Moving the former Ugly Betty star [Vanessa Williams] onto ABC's Sunday-night franchise was a smart, smart move[...] That's not to say that our four principal actresses have stopped delivering. But let's be honest, new blood is a crucial ingredient for any soap to chug along into its seventh season.
— Tanner Stransky, Entertainment Weekly

The episode received mixed reviews. Tanner Stransky of Entertainment Weekly gave the premiere a positive review. He praised Williams' performance, stating that she brought back a "brand of bitchery" that had been missing from the series since Nicollette Sheridan's departure; additionally, he favorably compared the performance to Williams' portrayal of Wilhelmina Slater on Ugly Betty. He also complimented Harriet Sansom Harris' performance, naming her "the creepiest character... in the best possible way." Stransky called the Gabrielle and Carlos storyline "sweet," but criticized the ridiculousness of Susan's storyline. Neal Justin of the Star Tribune said, "the premiere is packed with the zippy zingers that made us fall in love with the dramedy in the first place," accrediting the series' improved quality over season six to the return of Mark Moses as Paul Young. He also commented that Vanessa Williams gave "a repeat performance" of her character on Ugly Betty. Damian Holbrook of TV Guide also drew a comparison between Williams' performances in the episode and on Ugly Betty, stating the two characters "have the same stiletto-sharp tongue and prickly chemistry with everyone who enters her orbit."
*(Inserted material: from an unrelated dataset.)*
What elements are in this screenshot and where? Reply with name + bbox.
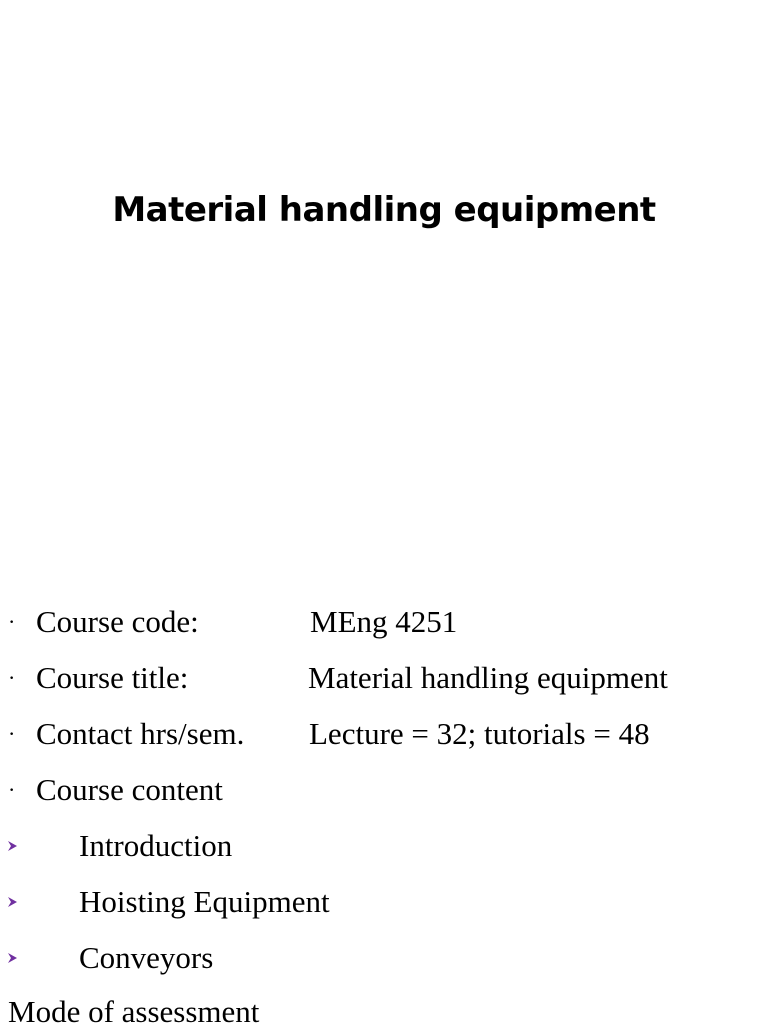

John Griffiths of Us Weekly gave the premiere a negative review, awarding it only two stars. He stated the show had turned into "a run-of-the-mill sitcom" and criticized the writers for not being able to develop material to match the "venerable cast capable of great things." He called the Paul storyline "corny" and the switched-baby storyline "as compelling as a manicure," and commented that both Williams and Brian Austin Greene deliver underwhelming performances. Isabelle Carreau of TV Squad called the episode "a solid season premiere for the series." She was surprised by both the identity of the switched child and its early revelation. Carreau also praised Williams' performance, writing: "The banter between Lynette and Renee was priceless!"